Windows Live ID phishing attacks reveal more about how Microsoft, rather than consumers, treats passwords October 8, 2009Posted by jonathanpenn in identity.
Earlier this week, it was reported that some unknown number (possibly the hundreds of thousands) of Microsoft Windows Live ID accounts were compromised from a phishing attack. I was stunned to read that some of the passwords used were strings like “123456”. I’m not surprised that people select these passwords – we all know that people choose easy passwords when allowed. What stunned me was that Microsoft would allow the use of such passwords in the first place.
Now, I know that these passwords were phished, so it wouldn’t have matter how complex the passwords were. But given the sensitivity of Live ID accounts and Microsoft’s attention to/exposure in security, why on earth would Microsoft allow use of such pathetic passwords? It begs the question: What happened to Microsoft’s principles of “secure by design, secure by default, secure in deployment” when it came to creating and running Live ID?

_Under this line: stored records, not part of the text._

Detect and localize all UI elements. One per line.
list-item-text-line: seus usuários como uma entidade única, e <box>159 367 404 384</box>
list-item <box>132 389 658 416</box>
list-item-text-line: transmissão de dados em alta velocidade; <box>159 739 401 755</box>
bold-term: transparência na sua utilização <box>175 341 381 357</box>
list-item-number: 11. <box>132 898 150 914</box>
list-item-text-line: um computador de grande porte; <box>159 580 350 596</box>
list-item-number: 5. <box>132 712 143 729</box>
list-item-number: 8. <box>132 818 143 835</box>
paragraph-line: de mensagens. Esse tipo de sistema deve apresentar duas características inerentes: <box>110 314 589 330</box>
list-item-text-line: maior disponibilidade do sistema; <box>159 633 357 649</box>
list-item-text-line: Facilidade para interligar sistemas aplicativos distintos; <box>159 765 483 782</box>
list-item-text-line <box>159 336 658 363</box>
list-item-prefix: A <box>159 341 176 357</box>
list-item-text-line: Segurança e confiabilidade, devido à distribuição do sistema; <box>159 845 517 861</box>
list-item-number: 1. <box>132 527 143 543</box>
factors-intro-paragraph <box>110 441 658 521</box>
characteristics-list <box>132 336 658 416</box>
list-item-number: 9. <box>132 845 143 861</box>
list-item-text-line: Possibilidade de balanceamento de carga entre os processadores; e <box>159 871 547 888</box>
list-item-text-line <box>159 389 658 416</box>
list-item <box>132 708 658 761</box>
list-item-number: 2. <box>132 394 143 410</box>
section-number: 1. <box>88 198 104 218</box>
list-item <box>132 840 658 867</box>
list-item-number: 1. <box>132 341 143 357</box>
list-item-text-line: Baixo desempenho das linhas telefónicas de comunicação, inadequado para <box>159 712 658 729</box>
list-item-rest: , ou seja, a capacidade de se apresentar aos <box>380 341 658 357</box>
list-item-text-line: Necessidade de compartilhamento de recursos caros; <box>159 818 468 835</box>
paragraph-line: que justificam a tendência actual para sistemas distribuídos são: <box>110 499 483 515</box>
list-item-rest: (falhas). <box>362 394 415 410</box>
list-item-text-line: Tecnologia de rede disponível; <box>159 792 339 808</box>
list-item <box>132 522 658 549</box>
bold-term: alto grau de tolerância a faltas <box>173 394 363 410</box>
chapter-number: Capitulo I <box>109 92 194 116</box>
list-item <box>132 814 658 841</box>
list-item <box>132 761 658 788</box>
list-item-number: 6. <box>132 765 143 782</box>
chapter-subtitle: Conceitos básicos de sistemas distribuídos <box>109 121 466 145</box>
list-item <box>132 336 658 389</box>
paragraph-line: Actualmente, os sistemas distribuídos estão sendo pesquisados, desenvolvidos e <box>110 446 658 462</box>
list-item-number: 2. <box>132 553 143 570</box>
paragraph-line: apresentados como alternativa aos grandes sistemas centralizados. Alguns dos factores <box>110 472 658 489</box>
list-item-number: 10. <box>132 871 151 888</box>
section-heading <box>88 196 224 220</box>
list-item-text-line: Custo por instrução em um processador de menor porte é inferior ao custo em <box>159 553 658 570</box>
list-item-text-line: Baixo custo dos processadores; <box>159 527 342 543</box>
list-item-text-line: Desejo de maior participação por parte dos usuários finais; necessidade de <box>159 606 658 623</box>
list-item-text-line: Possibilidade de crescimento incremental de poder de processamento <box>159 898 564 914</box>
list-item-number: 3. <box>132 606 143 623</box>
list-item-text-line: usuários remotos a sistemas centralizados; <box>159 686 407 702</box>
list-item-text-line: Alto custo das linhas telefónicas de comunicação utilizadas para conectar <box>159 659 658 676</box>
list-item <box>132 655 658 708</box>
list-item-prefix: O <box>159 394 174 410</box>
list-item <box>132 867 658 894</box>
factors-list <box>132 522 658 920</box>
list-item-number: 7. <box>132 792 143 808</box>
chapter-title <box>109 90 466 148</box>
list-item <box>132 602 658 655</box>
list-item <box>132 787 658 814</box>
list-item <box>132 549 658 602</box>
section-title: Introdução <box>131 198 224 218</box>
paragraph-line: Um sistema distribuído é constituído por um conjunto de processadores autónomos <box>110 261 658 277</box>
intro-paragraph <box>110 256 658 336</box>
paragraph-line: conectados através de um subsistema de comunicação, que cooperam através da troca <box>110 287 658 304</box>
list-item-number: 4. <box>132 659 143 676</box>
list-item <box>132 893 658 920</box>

A year and a half ago, Neelamadhaba Mahapatro (who runs Live ID, or at least did at the time) of Microsoft put up a post about it. I found it through Kim Cameron’s blog but it’s also here. Basically, he says that they’re well aware of the issues and have taken various precautions – and then goes on to explain them. You should see them for yourself, but I think the net-net can be found in this sentence: “We’re constantly looking for ways to balance end-user security/privacy and user experience.” This is something everyone in security (and business) has to do. However, I have to seriously question if allowing “123456” as a password constitutes any sort of balance. And after they decided to allow such lame passwords, I wonder if the Live ID team ever weighed the option of not using Live ID for access to such sensitive data.
Here’s an alternative view: Perhaps we’re ready to open the debate as to whether strong passwords are at all useful as a security tactic. Since passwords are stolen through phishing and spyware vastly more often than by brute force attacks at application login or by capturing and cracking password files, why should we even bother with strong passwords?